A Chicago transplant to Fort Worth who had taught guitar at Chicago’s famous Old Town School of Folk Music, Simon Flory’s fluency with Dylan, The Pure Prairie League, The Eagles, The Byrds, The Marshall Tucker Band, John Denver and Linda Ronstadt (all favorites at the school) makes for some solid songwriting influences on “Haul These Blues Away” that are likely to entice a young adult audience stretched thin with post-college grown-up responsibilities. 

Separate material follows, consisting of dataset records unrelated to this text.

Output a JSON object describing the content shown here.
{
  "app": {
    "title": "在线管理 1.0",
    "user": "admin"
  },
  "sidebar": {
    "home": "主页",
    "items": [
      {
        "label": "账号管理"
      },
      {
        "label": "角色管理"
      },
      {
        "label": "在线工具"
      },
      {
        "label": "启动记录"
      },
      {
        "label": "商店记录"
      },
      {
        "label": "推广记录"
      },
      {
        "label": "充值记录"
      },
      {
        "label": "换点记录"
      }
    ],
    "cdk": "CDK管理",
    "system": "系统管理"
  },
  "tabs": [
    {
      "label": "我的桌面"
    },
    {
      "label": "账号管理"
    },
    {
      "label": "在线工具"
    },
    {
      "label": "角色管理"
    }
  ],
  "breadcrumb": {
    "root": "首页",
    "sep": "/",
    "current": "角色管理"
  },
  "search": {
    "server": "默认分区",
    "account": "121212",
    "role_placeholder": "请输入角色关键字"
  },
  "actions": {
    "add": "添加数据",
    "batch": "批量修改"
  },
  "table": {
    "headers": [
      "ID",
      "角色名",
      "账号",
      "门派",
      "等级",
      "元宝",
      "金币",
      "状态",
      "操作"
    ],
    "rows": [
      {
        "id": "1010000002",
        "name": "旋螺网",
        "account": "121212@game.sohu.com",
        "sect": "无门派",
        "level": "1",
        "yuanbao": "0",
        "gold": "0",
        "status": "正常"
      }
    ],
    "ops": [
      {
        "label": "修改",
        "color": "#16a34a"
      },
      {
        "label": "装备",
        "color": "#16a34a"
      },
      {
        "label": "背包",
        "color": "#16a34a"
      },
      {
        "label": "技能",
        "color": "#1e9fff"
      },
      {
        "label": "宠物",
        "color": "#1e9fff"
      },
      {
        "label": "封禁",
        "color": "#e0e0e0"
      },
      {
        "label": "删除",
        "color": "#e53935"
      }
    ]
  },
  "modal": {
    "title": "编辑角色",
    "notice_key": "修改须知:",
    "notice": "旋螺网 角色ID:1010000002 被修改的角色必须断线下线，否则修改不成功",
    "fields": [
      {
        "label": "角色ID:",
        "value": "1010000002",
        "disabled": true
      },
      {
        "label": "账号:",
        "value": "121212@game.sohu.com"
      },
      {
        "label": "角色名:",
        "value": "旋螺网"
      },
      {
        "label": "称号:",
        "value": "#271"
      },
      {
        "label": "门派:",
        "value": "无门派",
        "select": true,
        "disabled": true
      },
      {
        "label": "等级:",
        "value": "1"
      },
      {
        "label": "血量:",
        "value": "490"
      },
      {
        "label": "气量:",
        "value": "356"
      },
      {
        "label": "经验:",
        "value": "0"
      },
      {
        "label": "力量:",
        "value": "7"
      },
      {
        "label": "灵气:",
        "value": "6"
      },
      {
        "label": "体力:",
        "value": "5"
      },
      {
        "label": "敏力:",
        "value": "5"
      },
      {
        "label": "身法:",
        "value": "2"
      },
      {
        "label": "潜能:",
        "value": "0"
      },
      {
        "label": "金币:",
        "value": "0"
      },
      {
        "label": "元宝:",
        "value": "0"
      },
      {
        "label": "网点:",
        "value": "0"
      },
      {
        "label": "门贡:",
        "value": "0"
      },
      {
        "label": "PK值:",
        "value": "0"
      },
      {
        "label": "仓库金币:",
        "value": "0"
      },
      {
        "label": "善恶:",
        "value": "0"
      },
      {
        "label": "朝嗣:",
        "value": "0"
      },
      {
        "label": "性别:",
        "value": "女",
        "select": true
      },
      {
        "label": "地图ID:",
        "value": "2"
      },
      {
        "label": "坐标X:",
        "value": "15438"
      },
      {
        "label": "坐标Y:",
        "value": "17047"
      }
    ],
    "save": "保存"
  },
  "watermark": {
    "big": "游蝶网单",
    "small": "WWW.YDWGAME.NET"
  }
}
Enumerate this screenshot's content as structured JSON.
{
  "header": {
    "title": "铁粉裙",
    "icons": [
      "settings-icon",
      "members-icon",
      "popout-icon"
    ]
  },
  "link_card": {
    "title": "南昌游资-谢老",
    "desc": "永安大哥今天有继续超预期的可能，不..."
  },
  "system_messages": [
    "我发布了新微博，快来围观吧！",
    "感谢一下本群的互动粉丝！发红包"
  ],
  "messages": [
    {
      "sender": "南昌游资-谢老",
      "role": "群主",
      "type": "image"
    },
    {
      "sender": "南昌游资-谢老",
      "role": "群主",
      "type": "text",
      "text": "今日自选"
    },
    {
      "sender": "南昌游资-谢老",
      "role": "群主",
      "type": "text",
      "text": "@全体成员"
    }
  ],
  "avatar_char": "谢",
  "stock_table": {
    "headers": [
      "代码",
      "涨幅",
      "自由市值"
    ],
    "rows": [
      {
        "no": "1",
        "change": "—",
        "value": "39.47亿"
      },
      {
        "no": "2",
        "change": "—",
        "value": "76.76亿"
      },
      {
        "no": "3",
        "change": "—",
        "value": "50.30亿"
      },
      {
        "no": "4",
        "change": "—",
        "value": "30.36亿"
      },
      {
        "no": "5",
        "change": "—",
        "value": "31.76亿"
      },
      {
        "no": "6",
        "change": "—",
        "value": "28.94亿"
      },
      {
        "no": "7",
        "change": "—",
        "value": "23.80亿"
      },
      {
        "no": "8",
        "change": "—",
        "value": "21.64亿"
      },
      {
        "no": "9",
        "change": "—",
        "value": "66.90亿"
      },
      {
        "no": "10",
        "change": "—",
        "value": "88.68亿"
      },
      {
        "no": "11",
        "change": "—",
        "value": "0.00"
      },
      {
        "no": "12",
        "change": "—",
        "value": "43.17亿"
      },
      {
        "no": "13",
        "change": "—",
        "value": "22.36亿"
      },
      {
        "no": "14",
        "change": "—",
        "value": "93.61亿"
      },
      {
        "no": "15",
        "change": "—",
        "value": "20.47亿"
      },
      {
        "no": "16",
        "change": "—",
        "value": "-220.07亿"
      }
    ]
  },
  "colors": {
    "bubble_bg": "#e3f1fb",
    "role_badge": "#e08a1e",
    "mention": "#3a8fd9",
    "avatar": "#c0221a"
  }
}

On “Haul These Blues Away,” Flory’s Gram Parsons-like “Peter Mack Built A Semi Truck”, his Pure Prairie League square dance stylings in “Hogback Road” and the Eagles-like mellow road trip song “Atoka” sidestep the question of where country music’s future is heading. Those listeners who were partial to The Drive By Truckers’ 2020 release “The New OK” as well as fans of Robbie Fulks, Steve Earle and Chris Stapleton will probably appreciate the poignant political subtext of the devil story in “Hogback Road” as well Flory’s story of how his childhood shaped him as a compassionate political activist in “Learning How to Talk.” The duet with Daisy O’ Connor on “Walking Stick” is another sweetly thrilling surprise, especially in a unique song reminiscent of Jason Isbell’s “Dreamsicle”.


There are so many sweet moments on this one album. The harmonies backing Flory’s lead vocals by the talented duo of Clay Parker and Jodi James on some of the tracks provide a stress-relieving mood that music fans have long appreciated whether skilled harmonies are those of The Carter Family or those of The Zac Brown Band.